Aktionstag für wissenshungrige „ältere Semester“
Wo Männer und Frauen anders ticken

Münster -

Männer und Frauen passen nicht zusammen, hat der Humorist Loriot einmal festgestellt. „Stimmt“, würde Prof. Dr. Dr. Bettina Pfleiderer beipflichten. Die Hinforscherin wird in ihrem Vortrag beim vierten Alternativtag nachweisen, dass das „Anders ticken“ von Männern und Frauen auch bei der ärztlichen Behandlung eine Rolle spielen sollte.

Freitag, 12.04.2013, 16:04 Uhr

Wo und warum Frauen und Männer anders ticken, erläutert Prof. Dr. Dr. Bettina Pfleiderer (M.) auch an einem lustigen blauen Gehirnmodell. Bernadette Spinnen (l.) und Dr. Marianne Ravenstein (r.) erwarten am 22. Mai 500 Teilnehmer. 
Wo und warum Frauen und Männer anders ticken, erläutert Prof. Dr. Dr. Bettina Pfleiderer (M.) auch an einem lustigen blauen Gehirnmodell. Bernadette Spinnen (l.) und Dr. Marianne Ravenstein (r.) erwarten am 22. Mai 500 Teilnehmer.  Foto: uwa

Nur ein klein wenig lässt sich Prof. Dr. Bettina Pfleiderer in die Karten schauen: „Bei behandelnden Ärztinnen geben Männer viel weniger Schmerzen zu als gegenüber Ärzten“, berichtet die Hirnforscherin am Institut für Klinische Radiologie. Wo Männer und Frauen sonst noch „anders ticken und warum“, erläutert sie erst am 22. Mai beim vierten Alternativtag in der Aula am Aasee .

Bei der Veranstaltung für Neugierige über 50 ist ihr Vortrag „Patientin, Patient, Ärztin, Arzt – kleine Unterschiede mit großer Wirkung!“ Höhepunkt des akademischen Vormittagsprogramms. Sie wolle mit ihrer Forschung dazu beitragen, dass die „personalisierte Medizin“ in die Lehre einfließe, sagt Pfleiderer. Eine weitere verblüffende Erkenntnis: Männer verspürten bei einem Herzinfarkt die klassischen Symptome wie in den Arm ausstrahlende Brustschmerzen. Frauen empfänden eher ein orthopädisches Problem – und kämen deshalb erst später in die Arztpraxis. Allgemein, so die Medizinerin, gelte aber: „Männer sind Präventionsmuffel.“

Der Alternativtag ist Teil des Programmangebots für die rund 2000 Menschen zwischen 40 und 90 Jahren, die pro Semester einen Gasthörerstatus an der Universität genießen. Dabei wollen sie ihr Wissen überwiegend in Theologie und Geschichte, Kunstgeschichte, Medizin und speziell auf sie zugeschnittenen Themen ohne Stress mehren. „Dieses erfolgreiche Angebot gibt es sonst nirgendwo“, sagt die Prorektorin für studentische Angelegenheiten, Dr. Marianne Ravenstein , stolz.

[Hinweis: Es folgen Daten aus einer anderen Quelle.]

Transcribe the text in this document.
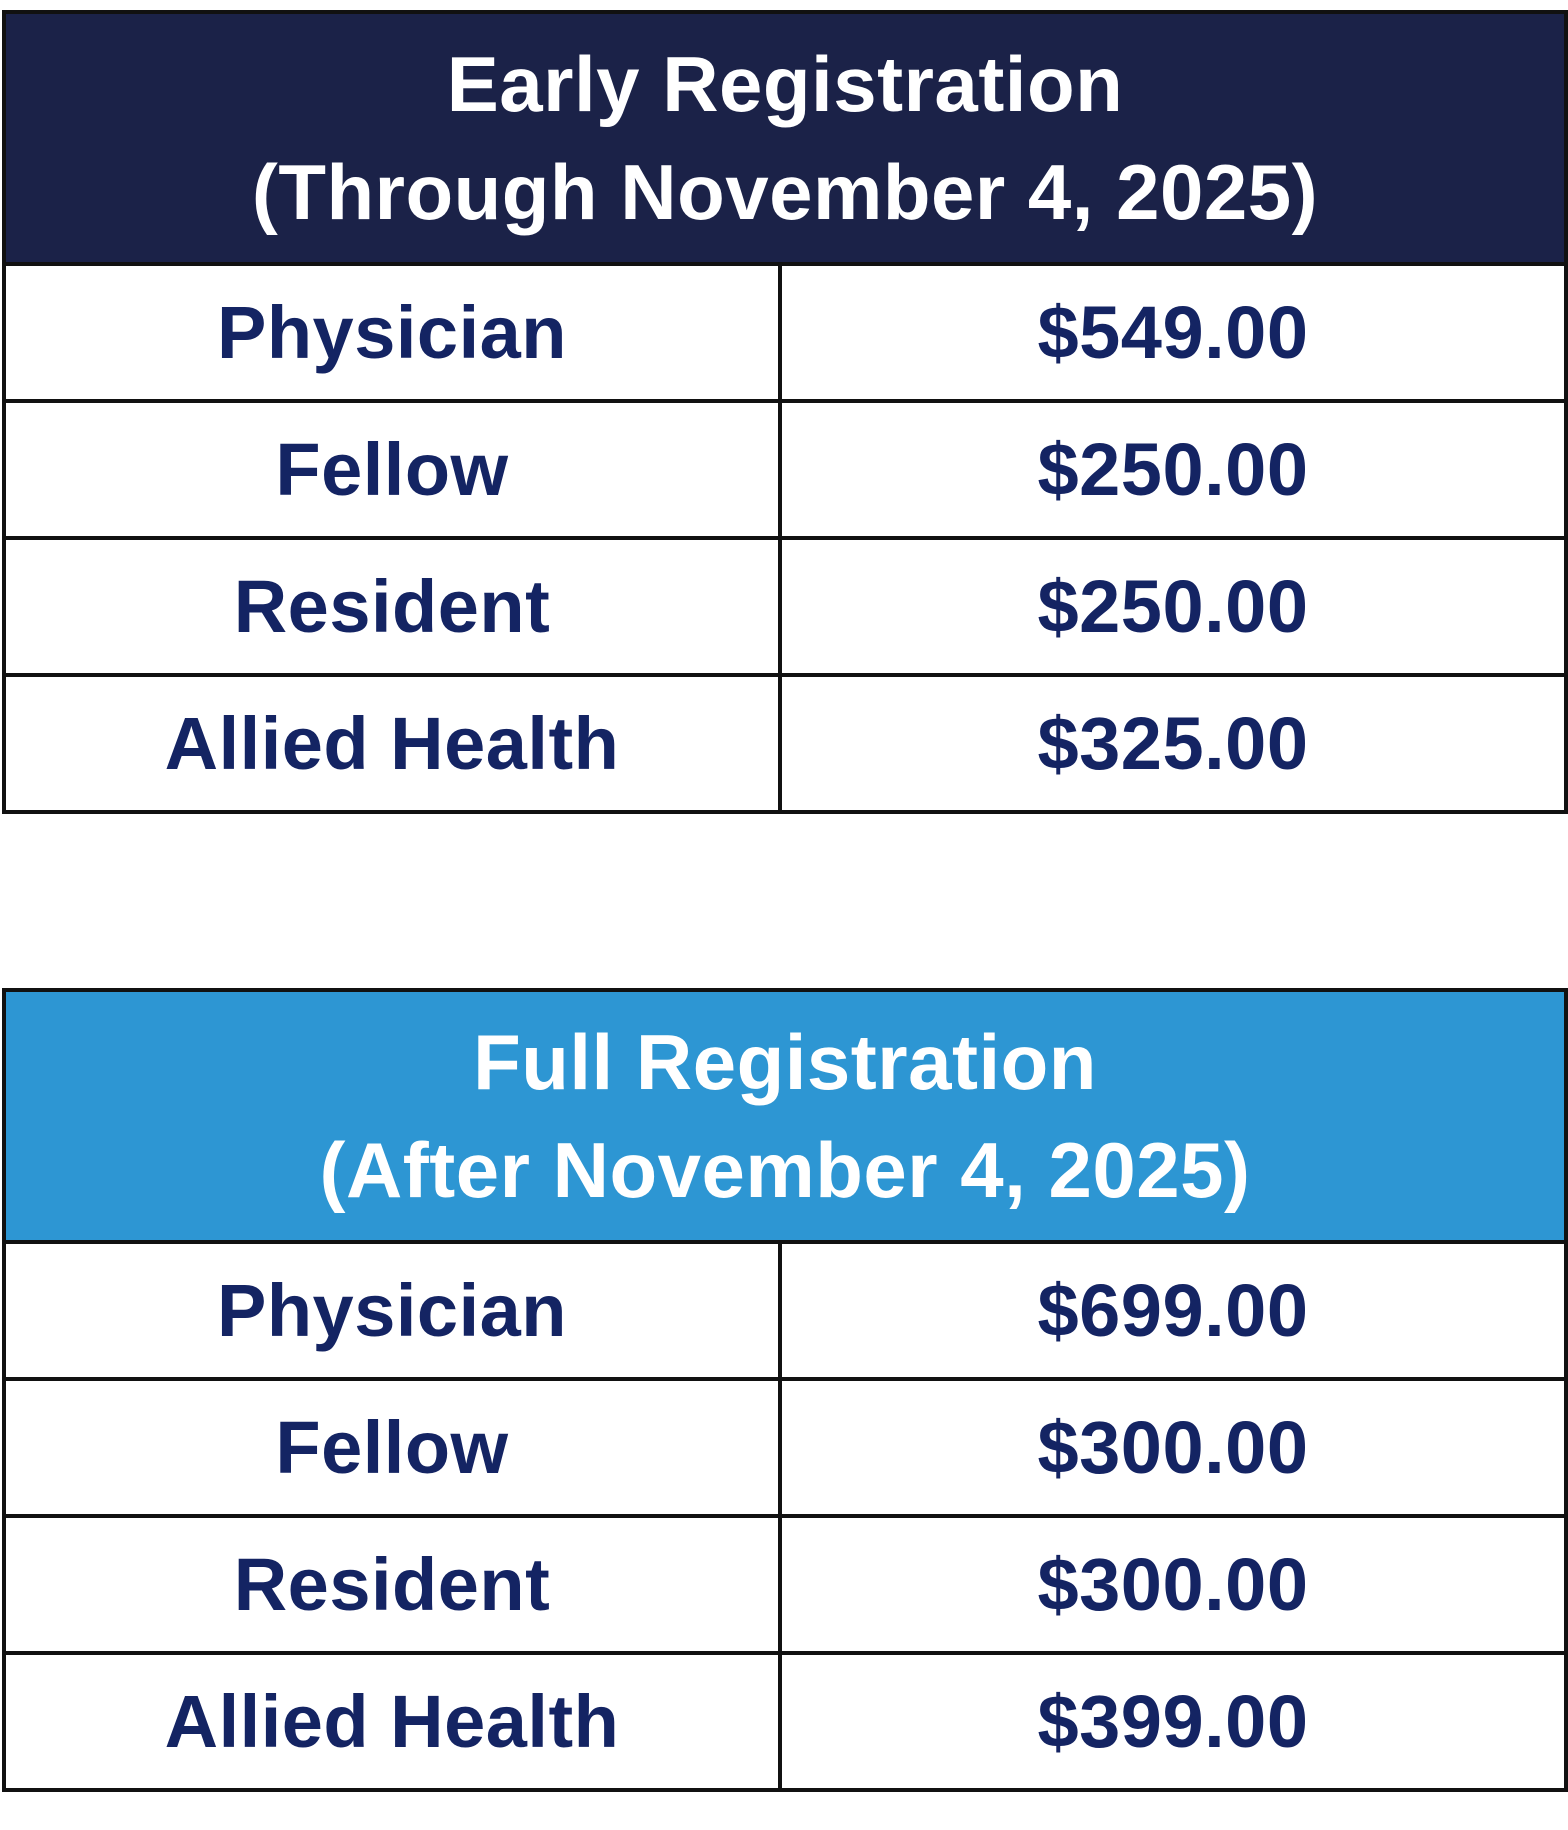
Early Registration
(Through November 4, 2025)
Physician	$549.00
Fellow	$250.00
Resident	$250.00
Allied Health	$325.00
Full Registration
(After November 4, 2025)
Physician	$699.00
Fellow	$300.00
Resident	$300.00
Allied Health	$399.00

Mit Studiengebühren von 100 Euro finanziere das „Studium im Alter“ seine eigenen Programme praktisch selbst. Den fast 40 000 „richtigen“ Studenten nähmen die Teilnehmer somit keinen Platz weg, betont die Prorektorin.

Für Bernadette Spinnen passt der Alternativtag in das Marketing-Konzept „Forever young“, denn: „Jugendlichkeit hat mit Neugierde zu tun“, sagt die Leiterin der städtischen Tourismuszentrale. Der Erfolg des Tages liege in der programmatischen Verbindung von Wissenschaft und Stadt. So können die Besucher nach dem Essen in der Mensa die Stadt bei drei Themenrundgängen kennenlernen.